Muito! Quando comecei, a indústria nacional quase que nos desprezava, nunca acreditou nos criadores, a palavra apoiar nunca existiu. Então, fui obrigada a abrir uma fábrica. A indústria portuguesa sempre preferiu trabalhar para os estrangeiros, como aliás continua a fazer hoje em dia. Felizmente agora já não preciso, mas os miúdos que estão a começar não têm qualquer apoio. 

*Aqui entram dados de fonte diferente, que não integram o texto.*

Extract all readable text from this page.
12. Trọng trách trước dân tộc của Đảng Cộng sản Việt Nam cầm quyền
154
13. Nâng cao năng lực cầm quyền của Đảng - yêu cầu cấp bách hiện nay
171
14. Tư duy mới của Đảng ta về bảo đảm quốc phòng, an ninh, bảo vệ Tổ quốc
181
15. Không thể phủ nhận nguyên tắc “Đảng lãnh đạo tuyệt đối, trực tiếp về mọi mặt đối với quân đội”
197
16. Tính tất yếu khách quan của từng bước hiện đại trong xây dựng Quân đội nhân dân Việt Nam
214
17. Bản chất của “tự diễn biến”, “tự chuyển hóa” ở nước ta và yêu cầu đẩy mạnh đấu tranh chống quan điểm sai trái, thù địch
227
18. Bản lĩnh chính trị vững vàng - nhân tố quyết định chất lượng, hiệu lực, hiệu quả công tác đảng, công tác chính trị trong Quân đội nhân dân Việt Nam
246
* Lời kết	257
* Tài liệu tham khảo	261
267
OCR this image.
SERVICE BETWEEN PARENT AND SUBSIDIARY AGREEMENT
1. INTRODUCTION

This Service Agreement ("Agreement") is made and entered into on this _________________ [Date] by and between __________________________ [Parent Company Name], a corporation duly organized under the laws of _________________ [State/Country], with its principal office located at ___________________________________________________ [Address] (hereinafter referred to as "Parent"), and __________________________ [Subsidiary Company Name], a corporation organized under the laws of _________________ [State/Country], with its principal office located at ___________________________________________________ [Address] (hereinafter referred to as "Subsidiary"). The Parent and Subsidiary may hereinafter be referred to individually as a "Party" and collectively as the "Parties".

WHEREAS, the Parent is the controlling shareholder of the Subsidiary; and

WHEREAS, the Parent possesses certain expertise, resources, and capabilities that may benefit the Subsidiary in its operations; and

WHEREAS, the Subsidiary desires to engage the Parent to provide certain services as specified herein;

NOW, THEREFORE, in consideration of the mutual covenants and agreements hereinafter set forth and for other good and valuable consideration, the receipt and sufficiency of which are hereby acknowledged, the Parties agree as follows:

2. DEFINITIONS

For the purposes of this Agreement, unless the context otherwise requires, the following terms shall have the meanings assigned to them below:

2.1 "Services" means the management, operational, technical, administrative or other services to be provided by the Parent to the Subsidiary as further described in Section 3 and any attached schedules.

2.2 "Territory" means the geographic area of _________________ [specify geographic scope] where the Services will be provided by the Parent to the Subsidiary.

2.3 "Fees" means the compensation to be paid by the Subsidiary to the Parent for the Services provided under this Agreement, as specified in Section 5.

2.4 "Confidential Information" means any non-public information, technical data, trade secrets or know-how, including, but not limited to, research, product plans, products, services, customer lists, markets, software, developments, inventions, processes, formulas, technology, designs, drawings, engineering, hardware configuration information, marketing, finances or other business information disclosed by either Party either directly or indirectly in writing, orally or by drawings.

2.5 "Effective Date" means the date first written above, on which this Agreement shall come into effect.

Mas apostar na moda em Portugal vale a pena? 

Portugal poderia ser uma capital da moda! Temos criadores e uma 

indústria irrepreensível, com qualidade. Só não temos visão industrial para ligar as partes. Está na altura de as pessoas abrirem os olhos e perceberem que a moda não é uma brincadeira. Tem o seu lado de espetáculo, cultural, mas também uma vertente de negócio, que poderia ser para Portugal uma grande mais-valia se houvesse essa noção, que ainda não há. 













As coleções de passerelle da estilista farão parte de um ambicioso projeto, o museu Fátima Lopes. 



Os trinta anos de carreira de Fátima Lopes assinalados em setembro com um grandioso desfile.



No ano 2000 a estilista surpreendeu o mundo da moda com o icónico biquíni de ouro e diamantes.